Me tengo que poner las pilas como sea, porque tengo una comida de curro y una reunión justo después. Me pongo en modo on y pongo una lavadora de blanco (he decidido lavar las sábanas porque, total, creo que tengo incrustado ya el olor del vecino en los belfos). Luego me voy a la ducha y a todo correr me pongo a planchar una camisa. Se ha producido un pequeño desastre: como vivo en un piso interior, siempre pienso que nadie me ve y, justo cuando estoy terminando de planchar las mangas, me doy cuenta de dos cosas: la primera es que estoy completamente desnudo, la segunda es que la vecina de enfrente (una madurita sexy con un pelo estropajoso) hace como que riega unos geranios mientras me mira el culo. Por supuesto, el susto es tan enorme que se me cae la camisa, la tabla de la plancha y, si no llego a estar rápido, hubiera sabido lo que es vivir con un «perrito caliente».

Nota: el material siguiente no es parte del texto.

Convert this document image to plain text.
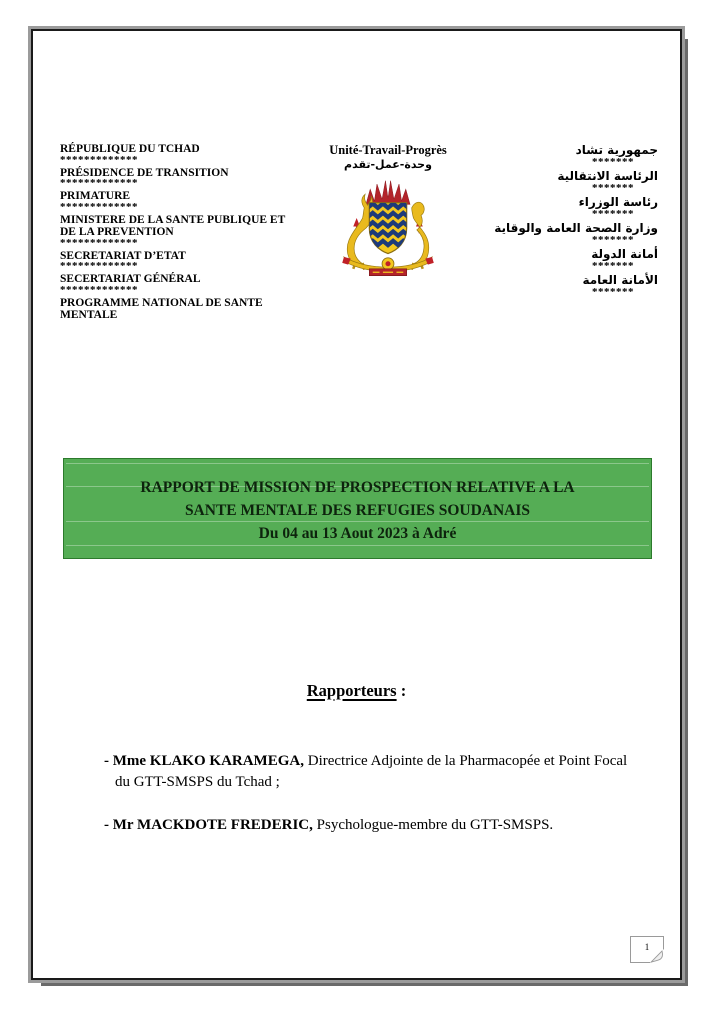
RÉPUBLIQUE DU TCHAD
*************
PRÉSIDENCE DE TRANSITION
*************
PRIMATURE
*************
MINISTERE DE LA SANTE PUBLIQUE ET DE LA PREVENTION
*************
SECRETARIAT D’ETAT
*************
SECERTARIAT GÉNÉRAL
*************
PROGRAMME NATIONAL DE SANTE MENTALE
Unité-Travail-Progrès
وحدة-عمل-تقدم
جمهورية تشاد
*******
الرئاسة الانتقالية
*******
رئاسة الوزراء
*******
وزارة الصحة العامة والوقاية
*******
أمانة الدولة
*******
الأمانة العامة
*******
RAPPORT DE MISSION DE PROSPECTION RELATIVE A LA
SANTE MENTALE DES REFUGIES SOUDANAIS
Du 04 au 13 Aout 2023 à Adré
Rapporteurs :
- Mme KLAKO KARAMEGA, Directrice Adjointe de la Pharmacopée et Point Focal du GTT-SMSPS du Tchad ;
- Mr MACKDOTE FREDERIC, Psychologue-membre du GTT-SMSPS.
1
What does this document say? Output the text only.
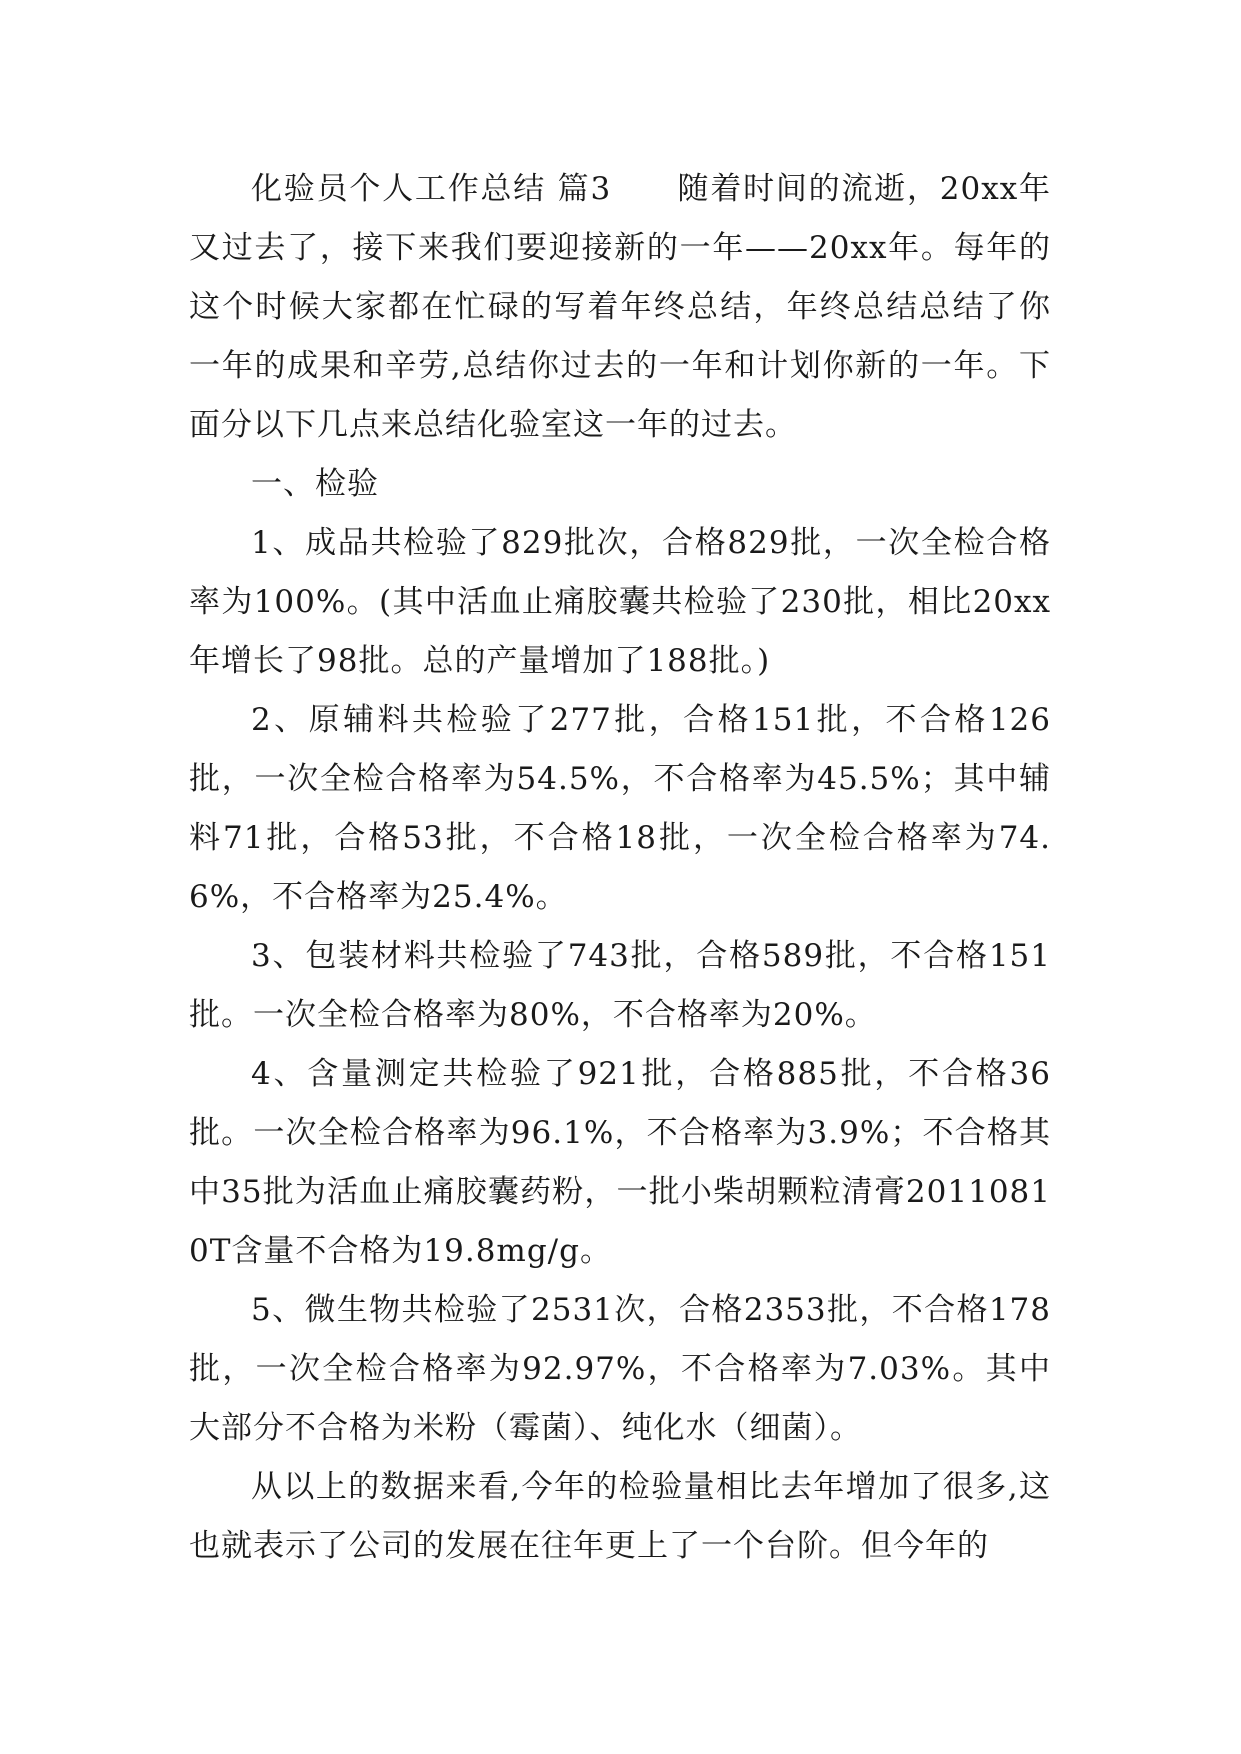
化验员个人工作总结 篇3　　随着时间的流逝，20xx年又过去了，接下来我们要迎接新的一年——20xx年。每年的这个时候大家都在忙碌的写着年终总结，年终总结总结了你一年的成果和辛劳,总结你过去的一年和计划你新的一年。下面分以下几点来总结化验室这一年的过去。

一、检验

1、成品共检验了829批次，合格829批，一次全检合格率为100%。(其中活血止痛胶囊共检验了230批，相比20xx年增长了98批。总的产量增加了188批。)

2、原辅料共检验了277批，合格151批，不合格126批，一次全检合格率为54.5%，不合格率为45.5%；其中辅料71批，合格53批，不合格18批，一次全检合格率为74.6%，不合格率为25.4%。

3、包装材料共检验了743批，合格589批，不合格151批。一次全检合格率为80%，不合格率为20%。

4、含量测定共检验了921批，合格885批，不合格36批。一次全检合格率为96.1%，不合格率为3.9%；不合格其中35批为活血止痛胶囊药粉，一批小柴胡颗粒清膏20110810T含量不合格为19.8mg/g。

5、微生物共检验了2531次，合格2353批，不合格178批，一次全检合格率为92.97%，不合格率为7.03%。其中大部分不合格为米粉（霉菌）、纯化水（细菌）。

从以上的数据来看,今年的检验量相比去年增加了很多,这也就表示了公司的发展在往年更上了一个台阶。但今年的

Subsanado el momento «pornochacho», y ya con calzoncillos como un hombre decente, me preparo un café y le doy los buenos días a la vecina, que, sorprendentemente, sigue regando unos geranios que están viviendo su particular maremoto. A esta se le pudren las flores en dos días.

Queda hora y media para la comida y decido llamar a mi madre, que sigue en Ayamonte disfrutando de la playa, sus amigas flamencas y haciendo publicidad del blog. Tengo un poco de terror de que le lean la crónica de ayer y se entere de todo lo de Londres, que luego lo mismo sus amigas piensan que soy un pendón y un donjuán. Y no es el caso.

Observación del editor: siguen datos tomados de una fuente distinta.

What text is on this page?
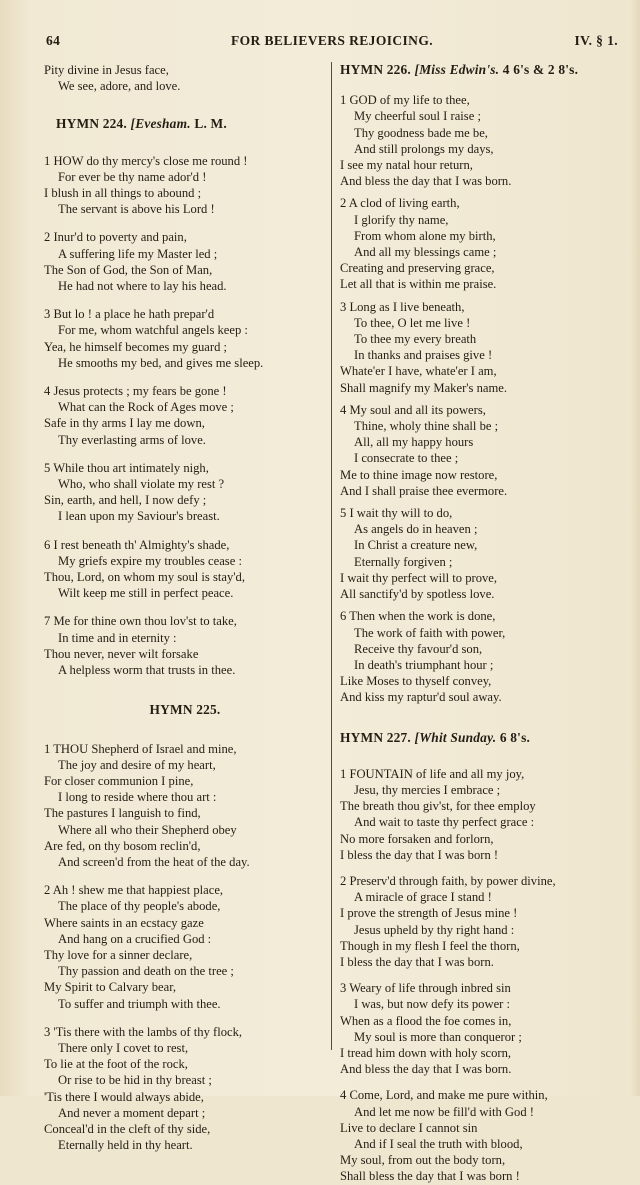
64	FOR BELIEVERS REJOICING.	IV. § 1.
Pity divine in Jesus face,
We see, adore, and love.
HYMN 224. [Evesham. L. M.
1 HOW do thy mercy's close me round !
For ever be thy name ador'd !
I blush in all things to abound ;
The servant is above his Lord !
2 Inur'd to poverty and pain,
A suffering life my Master led ;
The Son of God, the Son of Man,
He had not where to lay his head.
3 But lo ! a place he hath prepar'd
For me, whom watchful angels keep :
Yea, he himself becomes my guard ;
He smooths my bed, and gives me sleep.
4 Jesus protects ; my fears be gone !
What can the Rock of Ages move ;
Safe in thy arms I lay me down,
Thy everlasting arms of love.
5 While thou art intimately nigh,
Who, who shall violate my rest ?
Sin, earth, and hell, I now defy ;
I lean upon my Saviour's breast.
6 I rest beneath th' Almighty's shade,
My griefs expire my troubles cease :
Thou, Lord, on whom my soul is stay'd,
Wilt keep me still in perfect peace.
7 Me for thine own thou lov'st to take,
In time and in eternity :
Thou never, never wilt forsake
A helpless worm that trusts in thee.
HYMN 225.
1 THOU Shepherd of Israel and mine,
The joy and desire of my heart,
For closer communion I pine,
I long to reside where thou art :
The pastures I languish to find,
Where all who their Shepherd obey
Are fed, on thy bosom reclin'd,
And screen'd from the heat of the day.
2 Ah ! shew me that happiest place,
The place of thy people's abode,
Where saints in an ecstacy gaze
And hang on a crucified God :
Thy love for a sinner declare,
Thy passion and death on the tree ;
My Spirit to Calvary bear,
To suffer and triumph with thee.
3 'Tis there with the lambs of thy flock,
There only I covet to rest,
To lie at the foot of the rock,
Or rise to be hid in thy breast ;
'Tis there I would always abide,
And never a moment depart ;
Conceal'd in the cleft of thy side,
Eternally held in thy heart.
HYMN 226. [Miss Edwin's. 4 6's & 2 8's.
1 GOD of my life to thee,
My cheerful soul I raise ;
Thy goodness bade me be,
And still prolongs my days,
I see my natal hour return,
And bless the day that I was born.
2 A clod of living earth,
I glorify thy name,
From whom alone my birth,
And all my blessings came ;
Creating and preserving grace,
Let all that is within me praise.
3 Long as I live beneath,
To thee, O let me live !
To thee my every breath
In thanks and praises give !
Whate'er I have, whate'er I am,
Shall magnify my Maker's name.
4 My soul and all its powers,
Thine, wholy thine shall be ;
All, all my happy hours
I consecrate to thee ;
Me to thine image now restore,
And I shall praise thee evermore.
5 I wait thy will to do,
As angels do in heaven ;
In Christ a creature new,
Eternally forgiven ;
I wait thy perfect will to prove,
All sanctify'd by spotless love.
6 Then when the work is done,
The work of faith with power,
Receive thy favour'd son,
In death's triumphant hour ;
Like Moses to thyself convey,
And kiss my raptur'd soul away.
HYMN 227. [Whit Sunday. 6 8's.
1 FOUNTAIN of life and all my joy,
Jesu, thy mercies I embrace ;
The breath thou giv'st, for thee employ
And wait to taste thy perfect grace :
No more forsaken and forlorn,
I bless the day that I was born !
2 Preserv'd through faith, by power divine,
A miracle of grace I stand !
I prove the strength of Jesus mine !
Jesus upheld by thy right hand :
Though in my flesh I feel the thorn,
I bless the day that I was born.
3 Weary of life through inbred sin
I was, but now defy its power :
When as a flood the foe comes in,
My soul is more than conqueror ;
I tread him down with holy scorn,
And bless the day that I was born.
4 Come, Lord, and make me pure within,
And let me now be fill'd with God !
Live to declare I cannot sin
And if I seal the truth with blood,
My soul, from out the body torn,
Shall bless the day that I was born !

Mi madre (que se está vistiendo para largarse a Portugal a comprarme unas toallas negras) me nota raruno y me pregunta que a ver qué narices me pasa. Entonces le digo que tengo una duda y que necesito saber su opinión. Me dice que le doy pánico cuando le hablo así, porque no sabe si estoy madurando o estoy a punto de cagarla de nuevo.

Me armo de valor y le hago la pregunta:

¿Cómo se sabe cuándo alguien es para ti?

Ella me pregunta que a ver si me estoy enamorando y yo le digo que no lo tengo claro. Yo quiero saber lo que ella piensa, porque una madre es la mejor coach y el mejor libro de autoayuda que se haya escrito jamás. Y mi madre, que lleva toda la vida llamándome «animal» cariñosamente y me perdona todos los desastres, es la mejor.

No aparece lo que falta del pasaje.